I like despair. I like dead bodies. I like people with rows of skeletons in their closets. I like the kinky and strange. I like darkness. I like insurmountable problems. I like characters who operate in the margins. I like crime. I like horror. I feel I’m on terra firma when things go wrong. I can’t write that romantic novel or stuff about family life. It’s just not me.
So, what is me? I think I went wrong quite early, actually. Maybe about five. I always wanted the Wicked Queen to kill Snow White. I wanted the Big Bad Wolf to eat the pigs. I wanted Darth Vader to destroy the Rebellion and Sauron to get his ring back and plunge the world into darkness. I wasn’t just being contrary. It’s just that the dark side fired my imagination in ways the good could never do. It was alien and exciting. It was further from who I was. My sense of right and wrong could withstand the vicarious thrill of going along with the bad guy and seeing him triumph. In reality, the opposite is true. I want darkness to be banished, the villain to get his comeuppance, the criminal to be caught.
But not on the page. The page is for playing out extremes and pushing the boundaries. There is a cathartic element for the writer as well as the reader in doing this, notably in dealing with death. It brings you closer to it, so you can feel its breath, yet you know you can cut away at any moment. The Reaper is not coming for you this time. It’s important to be in touch with death – it’s where we’re all headed.
If the things that happened to the characters in my books happened in real life, people say, the world would be a bloody miserable place. Where has hope gone? Or love? I remind them that terrible things happen to people all the time: terrorist atrocities, mass shootings, rapes, murders, child abuse, the gamut of man’s sadistic cruelty. It is what we are.
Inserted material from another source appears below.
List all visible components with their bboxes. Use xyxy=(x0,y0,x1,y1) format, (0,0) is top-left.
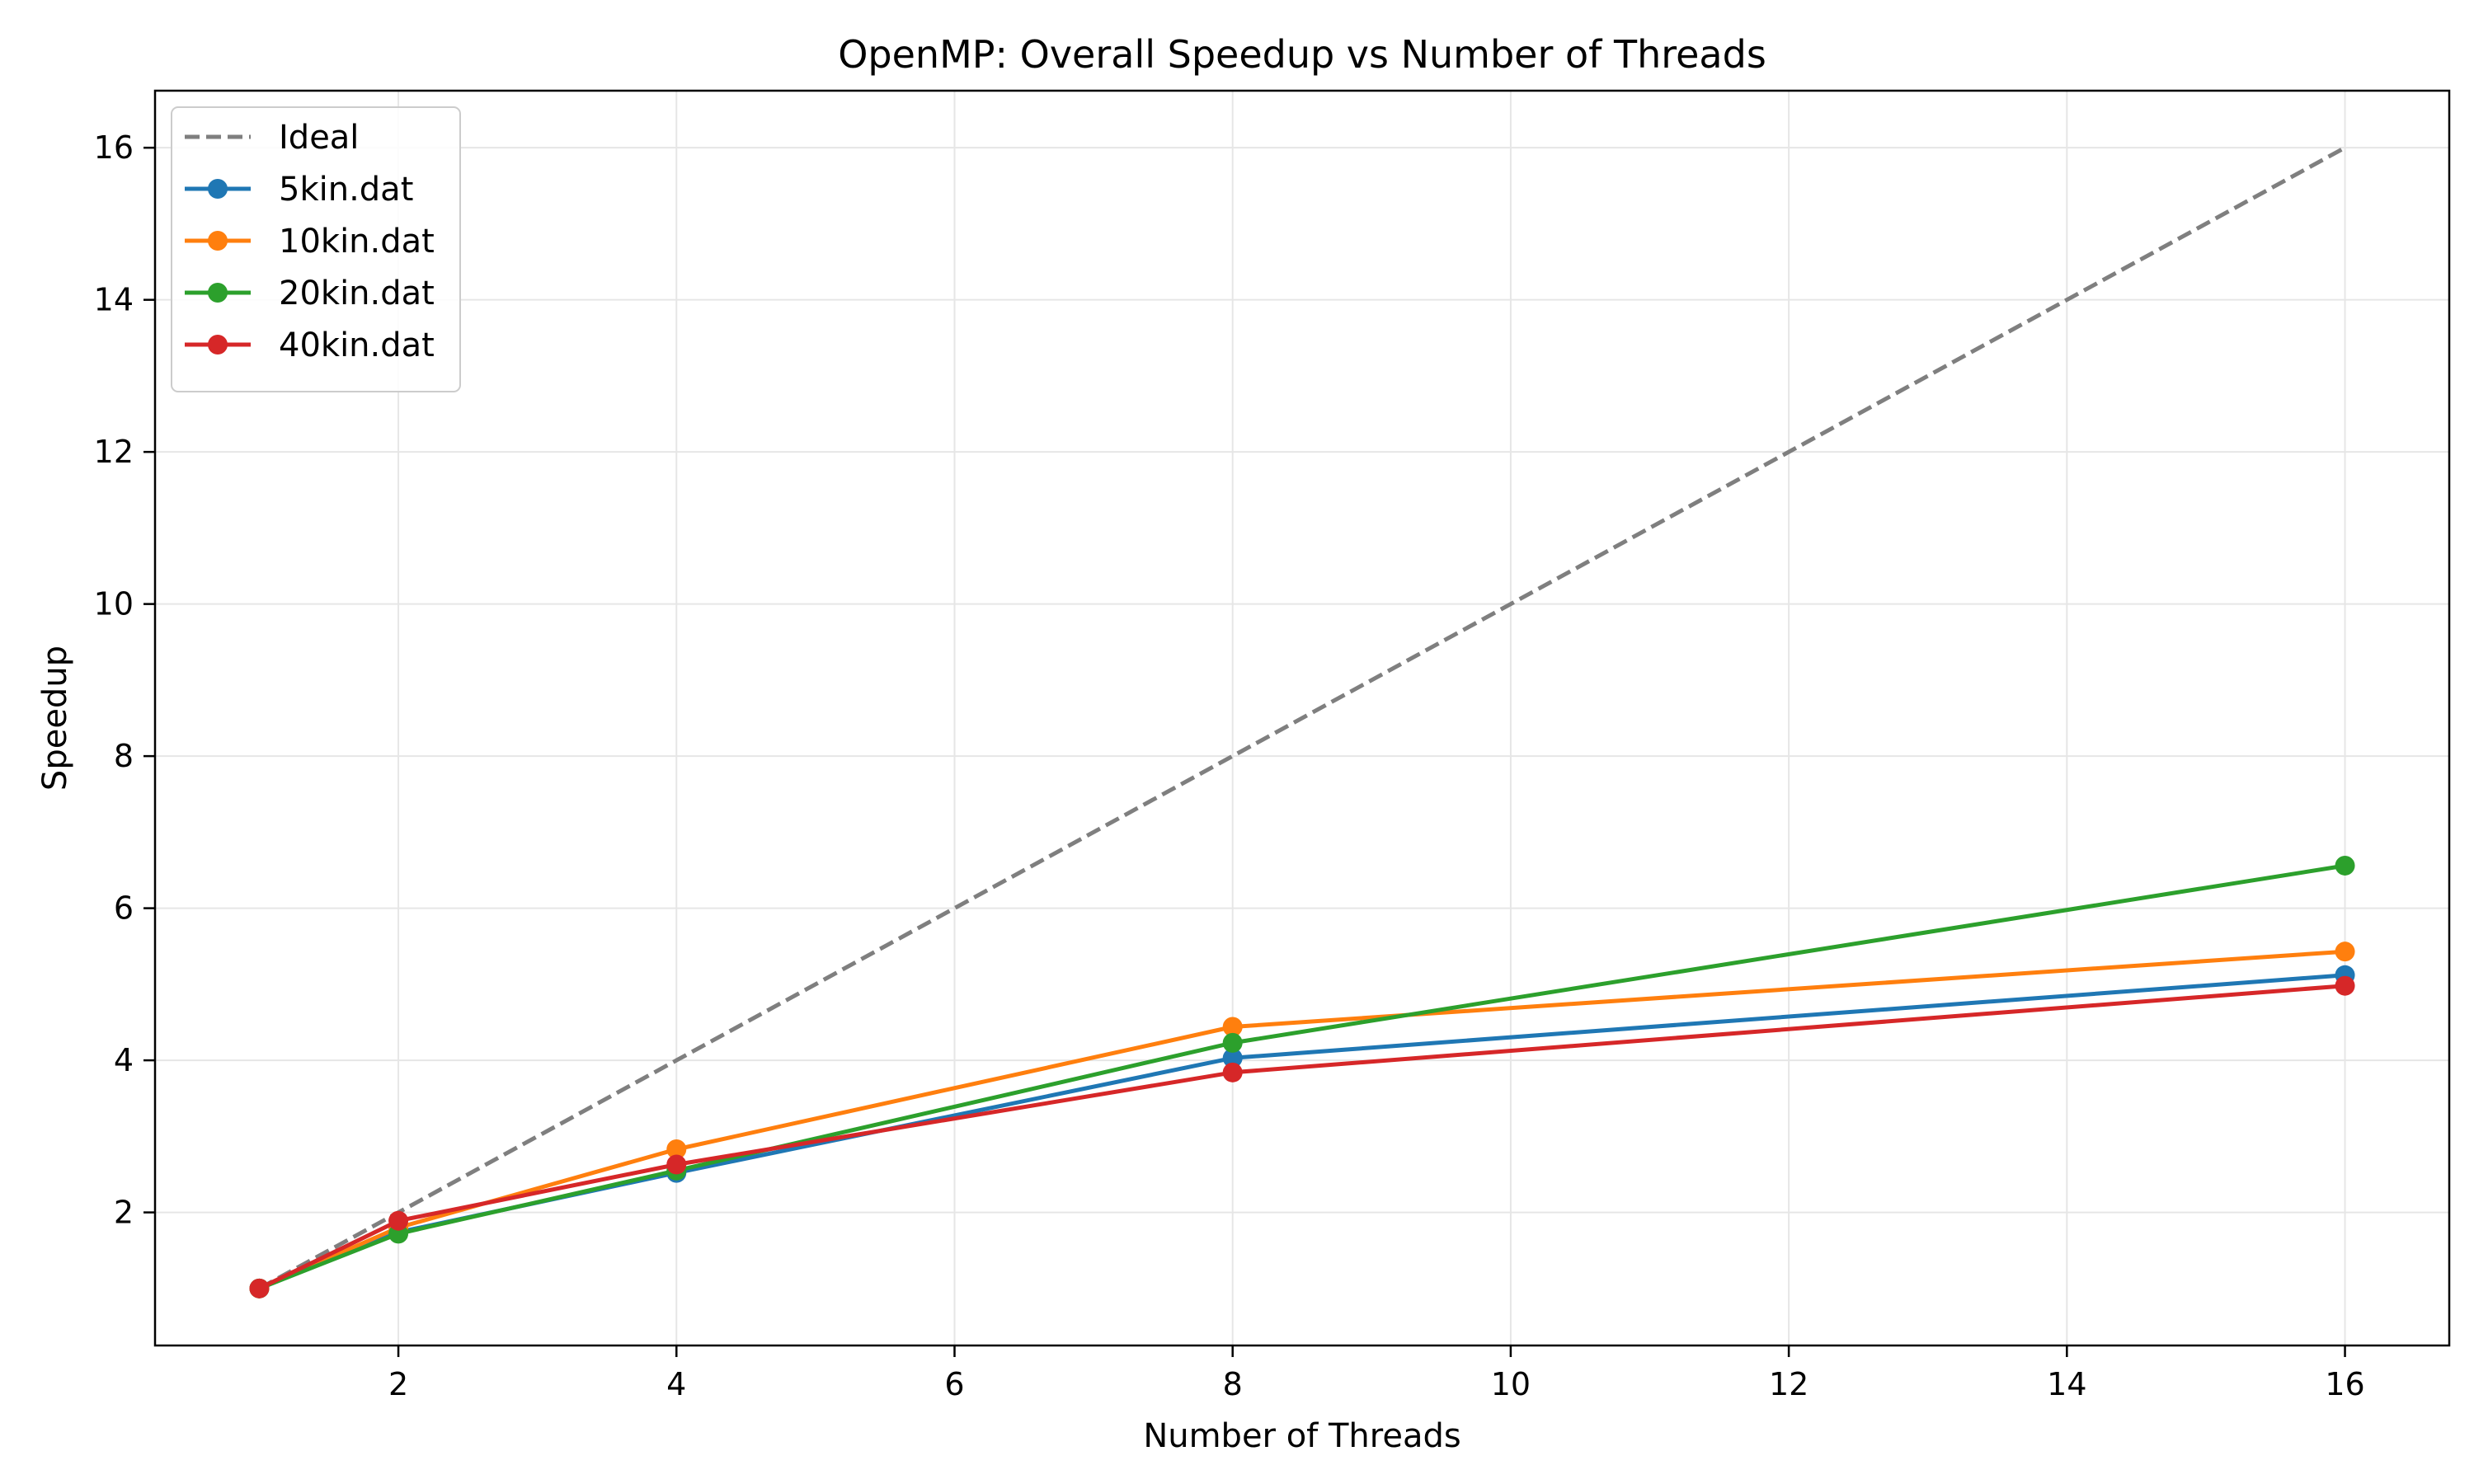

Yes, there is something wrong with me, but there is something wrong with all of us, a tiny corner where instinct slips the shadow of morality and plays out our darkest fantasies. Writing crime is an extension of this. It allows the writer to explore the dark parts of their own psyche and interrogate the mind of the criminals and killers they have let loose.
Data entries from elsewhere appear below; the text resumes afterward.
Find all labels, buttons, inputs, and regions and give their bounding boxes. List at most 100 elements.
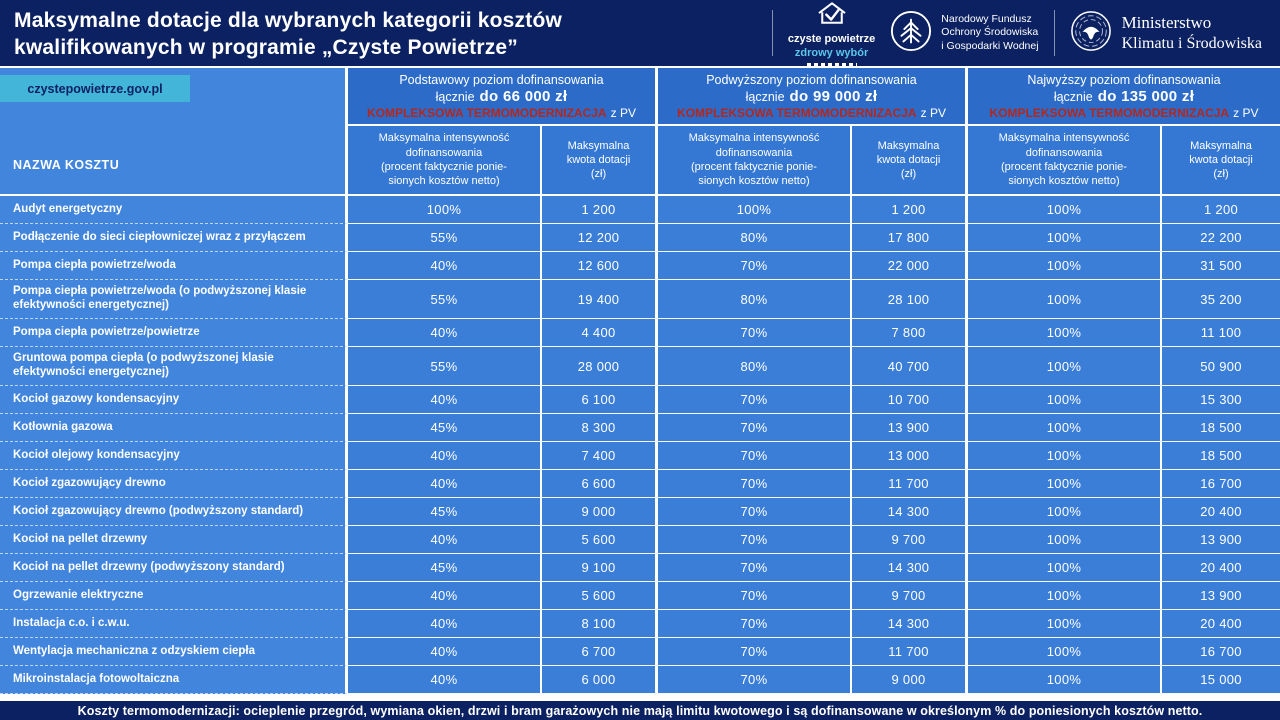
basic-intensity-value: 40% bbox=[348, 526, 542, 554]
cost-row-label: Gruntowa pompa ciepła (o podwyższonej kl… bbox=[0, 347, 348, 386]
footer-note-text: Koszty termomodernizacji: ocieplenie prz… bbox=[77, 703, 1203, 718]
tree-emblem-icon bbox=[890, 10, 932, 57]
page-title-line1: Maksymalne dotacje dla wybranych kategor… bbox=[14, 8, 563, 32]
raised-amount-value: 9 700 bbox=[852, 526, 968, 554]
highest-amount-value: 1 200 bbox=[1162, 196, 1280, 224]
raised-intensity-value: 70% bbox=[658, 638, 852, 666]
nfosigw-logo-text: Narodowy Fundusz Ochrony Środowiska i Go… bbox=[941, 13, 1038, 54]
funding-level-komplex: KOMPLEKSOWA TERMOMODERNIZACJA z PV bbox=[677, 106, 946, 120]
basic-amount-value: 4 400 bbox=[542, 319, 658, 347]
highest-amount-value: 15 300 bbox=[1162, 386, 1280, 414]
funding-level-komplex: KOMPLEKSOWA TERMOMODERNIZACJA z PV bbox=[990, 106, 1259, 120]
highest-intensity-value: 100% bbox=[968, 252, 1162, 280]
cost-row-label: Kocioł gazowy kondensacyjny bbox=[0, 386, 348, 414]
header-divider bbox=[771, 10, 773, 56]
basic-intensity-value: 45% bbox=[348, 498, 542, 526]
header-divider bbox=[1053, 10, 1055, 56]
komplex-label: KOMPLEKSOWA TERMOMODERNIZACJA bbox=[989, 105, 1230, 120]
footer-note-bar: Koszty termomodernizacji: ocieplenie prz… bbox=[0, 701, 1280, 720]
highest-amount-value: 11 100 bbox=[1162, 319, 1280, 347]
highest-amount-value: 31 500 bbox=[1162, 252, 1280, 280]
basic-intensity-value: 55% bbox=[348, 280, 542, 319]
basic-amount-value: 8 100 bbox=[542, 610, 658, 638]
basic-intensity-value: 40% bbox=[348, 610, 542, 638]
logo-dashes-decoration bbox=[806, 62, 857, 66]
highest-intensity-value: 100% bbox=[968, 666, 1162, 694]
komplex-suffix: z PV bbox=[610, 105, 636, 120]
basic-amount-value: 28 000 bbox=[542, 347, 658, 386]
basic-intensity-value: 40% bbox=[348, 442, 542, 470]
highest-amount-value: 13 900 bbox=[1162, 526, 1280, 554]
funding-level-total: łącznie do 135 000 zł bbox=[1054, 88, 1194, 105]
highest-intensity-value: 100% bbox=[968, 498, 1162, 526]
ministry-logo: Ministerstwo Klimatu i Środowiska bbox=[1070, 10, 1262, 57]
raised-amount-value: 17 800 bbox=[852, 224, 968, 252]
raised-amount-value: 14 300 bbox=[852, 498, 968, 526]
raised-amount-value: 13 000 bbox=[852, 442, 968, 470]
raised-intensity-value: 70% bbox=[658, 666, 852, 694]
basic-amount-value: 6 000 bbox=[542, 666, 658, 694]
basic-intensity-value: 100% bbox=[348, 196, 542, 224]
highest-intensity-value: 100% bbox=[968, 582, 1162, 610]
basic-amount-value: 7 400 bbox=[542, 442, 658, 470]
ministry-line1: Ministerstwo bbox=[1121, 13, 1212, 33]
nfosigw-line3: i Gospodarki Wodnej bbox=[941, 39, 1039, 52]
basic-intensity-value: 40% bbox=[348, 582, 542, 610]
raised-intensity-value: 70% bbox=[658, 610, 852, 638]
basic-amount-value: 6 700 bbox=[542, 638, 658, 666]
subheader-intensity-basic: Maksymalna intensywność dofinansowania (… bbox=[348, 126, 542, 196]
cost-row-label: Kocioł na pellet drzewny bbox=[0, 526, 348, 554]
cost-row-label: Mikroinstalacja fotowoltaiczna bbox=[0, 666, 348, 694]
highest-amount-value: 50 900 bbox=[1162, 347, 1280, 386]
raised-amount-value: 22 000 bbox=[852, 252, 968, 280]
highest-intensity-value: 100% bbox=[968, 610, 1162, 638]
raised-intensity-value: 80% bbox=[658, 347, 852, 386]
raised-amount-value: 14 300 bbox=[852, 554, 968, 582]
raised-intensity-value: 70% bbox=[658, 386, 852, 414]
highest-amount-value: 20 400 bbox=[1162, 554, 1280, 582]
basic-intensity-value: 40% bbox=[348, 319, 542, 347]
funding-level-komplex: KOMPLEKSOWA TERMOMODERNIZACJA z PV bbox=[367, 106, 636, 120]
house-check-icon bbox=[811, 0, 853, 31]
subheader-intensity-highest: Maksymalna intensywność dofinansowania (… bbox=[968, 126, 1162, 196]
cost-row-label: Instalacja c.o. i c.w.u. bbox=[0, 610, 348, 638]
header-bar: Maksymalne dotacje dla wybranych kategor… bbox=[0, 0, 1280, 66]
highest-intensity-value: 100% bbox=[968, 638, 1162, 666]
raised-amount-value: 11 700 bbox=[852, 470, 968, 498]
highest-intensity-value: 100% bbox=[968, 554, 1162, 582]
komplex-suffix: z PV bbox=[1233, 105, 1259, 120]
basic-intensity-value: 45% bbox=[348, 414, 542, 442]
basic-intensity-value: 40% bbox=[348, 666, 542, 694]
nfosigw-logo: Narodowy Fundusz Ochrony Środowiska i Go… bbox=[890, 10, 1039, 57]
basic-amount-value: 5 600 bbox=[542, 526, 658, 554]
raised-amount-value: 9 700 bbox=[852, 582, 968, 610]
highest-amount-value: 18 500 bbox=[1162, 442, 1280, 470]
highest-intensity-value: 100% bbox=[968, 442, 1162, 470]
subheader-amount-raised: Maksymalna kwota dotacji (zł) bbox=[852, 126, 968, 196]
basic-amount-value: 9 000 bbox=[542, 498, 658, 526]
highest-amount-value: 18 500 bbox=[1162, 414, 1280, 442]
page-title-line2: kwalifikowanych w programie „Czyste Powi… bbox=[14, 36, 519, 59]
raised-amount-value: 10 700 bbox=[852, 386, 968, 414]
basic-intensity-value: 40% bbox=[348, 470, 542, 498]
cost-row-label: Audyt energetyczny bbox=[0, 196, 348, 224]
raised-amount-value: 11 700 bbox=[852, 638, 968, 666]
raised-intensity-value: 70% bbox=[658, 252, 852, 280]
cost-row-label: Wentylacja mechaniczna z odzyskiem ciepł… bbox=[0, 638, 348, 666]
nfosigw-line2: Ochrony Środowiska bbox=[941, 26, 1039, 39]
highest-intensity-value: 100% bbox=[968, 224, 1162, 252]
cost-row-label: Kocioł olejowy kondensacyjny bbox=[0, 442, 348, 470]
basic-amount-value: 19 400 bbox=[542, 280, 658, 319]
raised-intensity-value: 70% bbox=[658, 498, 852, 526]
raised-intensity-value: 80% bbox=[658, 280, 852, 319]
raised-amount-value: 1 200 bbox=[852, 196, 968, 224]
cost-row-label: Pompa ciepła powietrze/woda bbox=[0, 252, 348, 280]
highest-intensity-value: 100% bbox=[968, 196, 1162, 224]
subheader-amount-basic: Maksymalna kwota dotacji (zł) bbox=[542, 126, 658, 196]
basic-amount-value: 8 300 bbox=[542, 414, 658, 442]
komplex-label: KOMPLEKSOWA TERMOMODERNIZACJA bbox=[677, 105, 917, 120]
highest-intensity-value: 100% bbox=[968, 526, 1162, 554]
raised-amount-value: 28 100 bbox=[852, 280, 968, 319]
page-title: Maksymalne dotacje dla wybranych kategor… bbox=[0, 5, 772, 62]
table-corner-cell: czystepowietrze.gov.pl NAZWA KOSZTU bbox=[0, 68, 348, 196]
Looking back at my fondness for the baddies, I think it was due to the way the world was presented. Good was wholly good and bad was wholly bad. Bad had to be beaten to restore order. In truth, nothing and no one is wholly good and nothing and no one is wholly bad (though the religious amongst you may feel differently). We are a mix of both.
No one is irredeemable, I think. Did Hitler ever get nostalgic about his childhood by the river in Braunau, or Osama Bin Laden for the streets in Riyadh? I bet they did. Somewhere down the line, you’ll find a turning point where their life changed. Don’t tell me, high up in the Eagle’s Nest, or in the mountains of the Tora Bora, they didn’t think of all that they’d become, and what life was and what death was, and all the things they’d done. Maybe a flicker of sentiment was all it was, but maybe it was more, and they thought about being children once again and playing on the streets and how life had dealt them a cruel hand.
Writing about crime is exciting; reading about it, too. The same with horror. It pushes the boundaries. It shouldn’t be about good and bad but about shades. That’s what life has taught me. No one wins in the end. The ‘good’ guys don’t drive off into the sunset with the dame; the ‘bad’ guys don’t get to keep the loot. The ending of the book should not be a resolution as much a hiatus between the story you’ve read and the one that comes after, with questions still to be answered that make the reader think. The only real resolution is death.
I would love to be able to write that all-encompassing, morally unambiguous, family drama, or the swooning, heartfelt love story that would span the continents, but it’s not part of my DNA. Love may be stronger than death but it’s not as interesting, which is why the greatest love stories do not end with ‘happy ever after’. They are more realistic. So I’ll stick with my fondness for the dark side and for crime and horror and all the weirdness and console myself with the following observation.
All the crime writers and horror writers I’ve ever met have been lovely, well-rounded, moral people. They get rid of their demons on the printed page.
It’s the romance writers that have all the problems. You’ve been warned!